The treatment of migraines and tension-type headaches with intravenous and oral niacin (nicotinic acid): systematic review of the literature
1 Department of Clinical Education, The Canadian College of Naturopathic Medicine, 1255 Sheppard Avenue East, Toronto, Ontario, M2K 1E2, Canada
2 Department of Research, The Canadian College of Naturopathic Medicine, 1255 Sheppard Avenue East, Toronto, Ontario, M2K 1E2, Canada
3 Institute of Medical Science, University of Toronto, Toronto, Canada
Nutrition Journal 2005, 4:3 doi:10.1186/1475-2891-4-3Published: 26 January 2005
Migraine and tension-type headaches impose a tremendous economic drain upon the healthcare system. Intravenous and oral niacin has been employed in the treatment of acute and chronic migraine and tension-type headaches, but its use has not become part of contemporary medicine, nor have there been randomized controlled trials further assessing this novel treatment. We aimed to systematically review the evidence of using intravenous and/or oral niacin as a treatment for migraine headaches, tension-type headaches, and for headaches of other etiologic types.

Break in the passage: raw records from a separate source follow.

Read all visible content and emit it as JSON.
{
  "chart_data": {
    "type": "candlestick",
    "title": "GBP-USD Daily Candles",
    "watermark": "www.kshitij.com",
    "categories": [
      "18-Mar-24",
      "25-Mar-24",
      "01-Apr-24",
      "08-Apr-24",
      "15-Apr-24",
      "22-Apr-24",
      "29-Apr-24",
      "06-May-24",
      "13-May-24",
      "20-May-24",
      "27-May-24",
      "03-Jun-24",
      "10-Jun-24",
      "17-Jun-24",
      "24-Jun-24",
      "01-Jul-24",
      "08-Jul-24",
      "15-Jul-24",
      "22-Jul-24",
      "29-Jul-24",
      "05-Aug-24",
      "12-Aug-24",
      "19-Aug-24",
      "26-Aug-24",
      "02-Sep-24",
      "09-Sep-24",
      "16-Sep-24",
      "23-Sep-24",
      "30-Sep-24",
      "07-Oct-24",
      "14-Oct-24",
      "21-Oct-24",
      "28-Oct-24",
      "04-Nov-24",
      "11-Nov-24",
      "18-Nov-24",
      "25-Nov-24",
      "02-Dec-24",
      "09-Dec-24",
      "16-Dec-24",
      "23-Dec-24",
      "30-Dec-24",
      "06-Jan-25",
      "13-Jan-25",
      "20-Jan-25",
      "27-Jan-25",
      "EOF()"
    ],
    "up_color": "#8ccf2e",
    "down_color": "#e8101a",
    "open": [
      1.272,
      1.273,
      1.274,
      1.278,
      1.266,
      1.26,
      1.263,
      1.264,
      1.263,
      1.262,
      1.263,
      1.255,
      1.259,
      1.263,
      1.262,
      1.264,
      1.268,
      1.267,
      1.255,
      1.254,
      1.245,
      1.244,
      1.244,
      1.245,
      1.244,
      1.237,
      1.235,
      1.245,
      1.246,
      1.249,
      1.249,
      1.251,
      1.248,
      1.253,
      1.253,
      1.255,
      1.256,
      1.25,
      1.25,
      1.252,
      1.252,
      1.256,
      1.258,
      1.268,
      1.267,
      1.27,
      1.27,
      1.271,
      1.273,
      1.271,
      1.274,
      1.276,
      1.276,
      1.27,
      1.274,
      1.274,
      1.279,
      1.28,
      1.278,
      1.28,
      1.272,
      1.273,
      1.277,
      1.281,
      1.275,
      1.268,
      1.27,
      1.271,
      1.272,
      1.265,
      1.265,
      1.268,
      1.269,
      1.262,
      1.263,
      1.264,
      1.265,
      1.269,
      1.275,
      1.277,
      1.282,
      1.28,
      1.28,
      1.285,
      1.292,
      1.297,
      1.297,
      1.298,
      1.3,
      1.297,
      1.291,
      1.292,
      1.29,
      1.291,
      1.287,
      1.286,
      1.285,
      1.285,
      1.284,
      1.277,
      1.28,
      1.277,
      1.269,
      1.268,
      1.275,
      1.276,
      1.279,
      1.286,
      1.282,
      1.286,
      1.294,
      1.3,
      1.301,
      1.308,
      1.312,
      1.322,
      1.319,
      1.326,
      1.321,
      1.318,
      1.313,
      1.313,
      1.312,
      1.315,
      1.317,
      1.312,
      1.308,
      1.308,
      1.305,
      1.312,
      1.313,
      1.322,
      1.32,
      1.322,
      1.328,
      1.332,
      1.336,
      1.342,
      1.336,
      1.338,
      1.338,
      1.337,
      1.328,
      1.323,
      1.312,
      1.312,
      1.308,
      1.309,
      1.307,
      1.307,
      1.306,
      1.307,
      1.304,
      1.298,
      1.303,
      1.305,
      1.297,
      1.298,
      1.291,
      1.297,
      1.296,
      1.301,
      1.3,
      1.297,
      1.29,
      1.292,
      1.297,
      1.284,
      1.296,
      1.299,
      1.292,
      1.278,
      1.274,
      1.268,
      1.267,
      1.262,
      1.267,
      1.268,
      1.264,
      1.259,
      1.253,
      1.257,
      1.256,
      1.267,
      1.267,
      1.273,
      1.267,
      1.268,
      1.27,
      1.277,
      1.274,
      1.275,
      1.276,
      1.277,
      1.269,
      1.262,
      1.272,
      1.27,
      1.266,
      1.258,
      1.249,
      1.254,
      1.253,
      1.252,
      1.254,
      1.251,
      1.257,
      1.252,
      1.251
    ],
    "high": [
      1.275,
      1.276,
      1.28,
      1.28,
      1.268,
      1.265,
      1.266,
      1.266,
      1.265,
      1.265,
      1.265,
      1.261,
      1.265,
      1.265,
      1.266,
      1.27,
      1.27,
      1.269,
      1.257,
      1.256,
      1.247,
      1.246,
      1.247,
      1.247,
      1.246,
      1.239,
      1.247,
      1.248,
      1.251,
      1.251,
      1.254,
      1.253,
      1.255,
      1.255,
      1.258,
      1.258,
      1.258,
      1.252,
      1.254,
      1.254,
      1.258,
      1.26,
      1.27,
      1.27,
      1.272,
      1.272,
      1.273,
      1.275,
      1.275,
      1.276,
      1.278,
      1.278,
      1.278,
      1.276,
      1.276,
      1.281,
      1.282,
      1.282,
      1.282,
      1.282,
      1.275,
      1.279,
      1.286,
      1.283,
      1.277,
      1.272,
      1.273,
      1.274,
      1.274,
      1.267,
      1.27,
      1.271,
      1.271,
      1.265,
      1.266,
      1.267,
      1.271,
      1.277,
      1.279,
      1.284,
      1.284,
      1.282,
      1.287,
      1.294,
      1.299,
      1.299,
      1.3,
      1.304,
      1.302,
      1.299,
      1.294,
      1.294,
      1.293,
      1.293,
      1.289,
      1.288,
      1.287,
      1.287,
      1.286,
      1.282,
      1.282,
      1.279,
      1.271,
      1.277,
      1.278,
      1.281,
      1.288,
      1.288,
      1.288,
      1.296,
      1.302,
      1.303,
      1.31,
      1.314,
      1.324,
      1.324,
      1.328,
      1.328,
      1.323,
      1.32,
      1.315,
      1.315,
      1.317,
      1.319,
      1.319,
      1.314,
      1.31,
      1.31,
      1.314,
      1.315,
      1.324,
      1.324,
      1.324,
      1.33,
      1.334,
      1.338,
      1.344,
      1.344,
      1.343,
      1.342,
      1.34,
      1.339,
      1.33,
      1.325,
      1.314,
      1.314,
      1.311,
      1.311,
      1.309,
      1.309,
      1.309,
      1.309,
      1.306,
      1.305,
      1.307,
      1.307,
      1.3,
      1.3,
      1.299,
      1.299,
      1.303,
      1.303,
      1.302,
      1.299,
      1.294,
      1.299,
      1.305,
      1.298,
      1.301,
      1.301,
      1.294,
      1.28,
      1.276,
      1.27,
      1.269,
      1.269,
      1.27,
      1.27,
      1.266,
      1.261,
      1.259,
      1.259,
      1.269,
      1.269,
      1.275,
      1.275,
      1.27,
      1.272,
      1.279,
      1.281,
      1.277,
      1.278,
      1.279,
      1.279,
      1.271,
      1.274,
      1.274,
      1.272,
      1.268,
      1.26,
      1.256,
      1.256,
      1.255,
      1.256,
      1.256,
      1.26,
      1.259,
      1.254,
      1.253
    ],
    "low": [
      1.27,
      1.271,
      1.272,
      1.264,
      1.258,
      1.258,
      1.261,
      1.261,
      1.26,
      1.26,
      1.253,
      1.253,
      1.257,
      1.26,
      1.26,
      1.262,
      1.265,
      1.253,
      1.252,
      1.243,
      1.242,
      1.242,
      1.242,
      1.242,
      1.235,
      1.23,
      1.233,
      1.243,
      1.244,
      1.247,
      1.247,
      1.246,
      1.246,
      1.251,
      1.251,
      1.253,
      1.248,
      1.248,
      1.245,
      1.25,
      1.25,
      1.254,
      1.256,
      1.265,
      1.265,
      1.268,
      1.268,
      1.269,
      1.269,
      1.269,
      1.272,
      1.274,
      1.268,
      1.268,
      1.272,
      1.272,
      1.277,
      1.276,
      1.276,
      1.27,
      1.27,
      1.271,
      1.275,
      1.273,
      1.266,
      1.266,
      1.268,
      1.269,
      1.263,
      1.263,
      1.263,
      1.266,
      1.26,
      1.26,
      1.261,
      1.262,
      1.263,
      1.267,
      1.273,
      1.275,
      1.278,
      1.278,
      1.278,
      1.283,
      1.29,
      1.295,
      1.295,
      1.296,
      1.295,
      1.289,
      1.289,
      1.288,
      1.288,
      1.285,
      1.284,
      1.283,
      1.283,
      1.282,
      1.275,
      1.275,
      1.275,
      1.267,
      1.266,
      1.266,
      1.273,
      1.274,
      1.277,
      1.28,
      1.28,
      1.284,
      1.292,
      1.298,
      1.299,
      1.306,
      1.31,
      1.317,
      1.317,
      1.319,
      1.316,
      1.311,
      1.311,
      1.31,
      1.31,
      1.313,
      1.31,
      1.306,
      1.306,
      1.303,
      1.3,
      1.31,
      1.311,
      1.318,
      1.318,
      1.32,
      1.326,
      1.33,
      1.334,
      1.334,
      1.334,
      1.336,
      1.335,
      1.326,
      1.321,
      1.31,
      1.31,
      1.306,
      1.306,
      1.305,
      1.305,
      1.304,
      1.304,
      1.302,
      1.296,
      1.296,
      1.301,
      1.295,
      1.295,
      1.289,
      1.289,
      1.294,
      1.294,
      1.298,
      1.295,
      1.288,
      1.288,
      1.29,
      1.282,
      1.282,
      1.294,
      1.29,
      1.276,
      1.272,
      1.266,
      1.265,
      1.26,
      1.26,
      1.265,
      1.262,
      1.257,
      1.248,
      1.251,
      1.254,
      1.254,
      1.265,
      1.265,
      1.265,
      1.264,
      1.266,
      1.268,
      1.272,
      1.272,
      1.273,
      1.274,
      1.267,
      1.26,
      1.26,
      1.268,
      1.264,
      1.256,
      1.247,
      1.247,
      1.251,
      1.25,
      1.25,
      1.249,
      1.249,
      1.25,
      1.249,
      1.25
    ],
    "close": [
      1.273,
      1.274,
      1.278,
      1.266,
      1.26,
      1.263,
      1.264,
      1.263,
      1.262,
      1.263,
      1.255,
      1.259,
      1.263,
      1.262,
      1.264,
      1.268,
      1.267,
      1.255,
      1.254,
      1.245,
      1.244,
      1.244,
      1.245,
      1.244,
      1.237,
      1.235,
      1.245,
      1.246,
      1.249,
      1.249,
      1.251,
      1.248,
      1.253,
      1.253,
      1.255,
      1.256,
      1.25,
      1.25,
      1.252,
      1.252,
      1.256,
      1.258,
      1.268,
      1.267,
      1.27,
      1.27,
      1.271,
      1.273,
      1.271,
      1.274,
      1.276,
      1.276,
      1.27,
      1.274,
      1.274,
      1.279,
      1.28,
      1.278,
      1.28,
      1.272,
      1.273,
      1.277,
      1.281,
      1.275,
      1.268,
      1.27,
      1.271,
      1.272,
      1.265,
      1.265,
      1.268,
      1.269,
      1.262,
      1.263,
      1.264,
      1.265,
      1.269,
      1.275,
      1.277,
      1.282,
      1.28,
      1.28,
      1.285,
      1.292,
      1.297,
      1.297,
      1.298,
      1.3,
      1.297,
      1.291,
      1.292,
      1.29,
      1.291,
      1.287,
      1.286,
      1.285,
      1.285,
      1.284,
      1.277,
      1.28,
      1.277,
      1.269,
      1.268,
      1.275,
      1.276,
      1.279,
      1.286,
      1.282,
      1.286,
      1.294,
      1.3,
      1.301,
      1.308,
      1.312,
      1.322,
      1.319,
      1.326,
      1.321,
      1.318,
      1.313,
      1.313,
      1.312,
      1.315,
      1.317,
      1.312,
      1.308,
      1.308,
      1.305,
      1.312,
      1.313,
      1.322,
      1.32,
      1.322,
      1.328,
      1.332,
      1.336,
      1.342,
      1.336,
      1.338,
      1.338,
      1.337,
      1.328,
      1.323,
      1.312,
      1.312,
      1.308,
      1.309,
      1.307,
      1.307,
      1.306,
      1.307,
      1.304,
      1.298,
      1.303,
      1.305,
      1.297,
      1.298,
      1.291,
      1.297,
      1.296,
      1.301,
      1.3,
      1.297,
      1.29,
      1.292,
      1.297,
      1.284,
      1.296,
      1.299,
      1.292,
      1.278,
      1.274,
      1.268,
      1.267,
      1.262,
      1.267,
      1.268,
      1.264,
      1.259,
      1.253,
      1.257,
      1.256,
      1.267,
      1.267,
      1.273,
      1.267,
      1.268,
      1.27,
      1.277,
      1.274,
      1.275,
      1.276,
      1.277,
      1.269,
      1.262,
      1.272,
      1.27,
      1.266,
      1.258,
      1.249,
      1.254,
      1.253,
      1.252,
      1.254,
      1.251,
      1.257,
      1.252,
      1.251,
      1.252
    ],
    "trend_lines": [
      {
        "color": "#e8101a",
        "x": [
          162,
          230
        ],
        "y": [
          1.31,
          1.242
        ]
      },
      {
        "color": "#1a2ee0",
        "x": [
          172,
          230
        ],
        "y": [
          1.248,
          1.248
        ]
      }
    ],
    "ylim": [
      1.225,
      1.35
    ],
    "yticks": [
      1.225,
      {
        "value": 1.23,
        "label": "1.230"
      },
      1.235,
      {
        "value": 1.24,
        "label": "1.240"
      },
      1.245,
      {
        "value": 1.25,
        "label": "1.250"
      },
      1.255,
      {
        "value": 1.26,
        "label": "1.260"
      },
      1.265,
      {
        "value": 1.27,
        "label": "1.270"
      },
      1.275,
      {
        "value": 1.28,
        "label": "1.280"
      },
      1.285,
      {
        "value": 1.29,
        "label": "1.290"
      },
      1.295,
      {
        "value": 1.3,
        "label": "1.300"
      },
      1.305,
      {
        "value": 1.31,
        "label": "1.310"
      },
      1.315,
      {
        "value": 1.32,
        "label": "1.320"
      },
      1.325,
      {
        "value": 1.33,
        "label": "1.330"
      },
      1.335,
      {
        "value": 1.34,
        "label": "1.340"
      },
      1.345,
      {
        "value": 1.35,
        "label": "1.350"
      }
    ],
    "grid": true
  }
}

We searched English and non-English language articles in the following databases: MEDLINE (1966–February 2004), AMED (1995–February 2004) and Alt HealthWatch (1990–February 2004).
Nine articles were found to meet the inclusion criteria and were included in this systematic review. Hypothetical reasons for niacin's effectiveness include its vasodilatory properties, and its ability to improve mitochondrial energy metabolism. Important side effects of niacin include flushing, nausea and fainting.
Although niacin's mechanisms of action have not been substantiated from controlled clinical trials, this agent may have beneficial effects upon migraine and tension-type headaches. Adequately designed randomized trials are required to determine its clinical implications.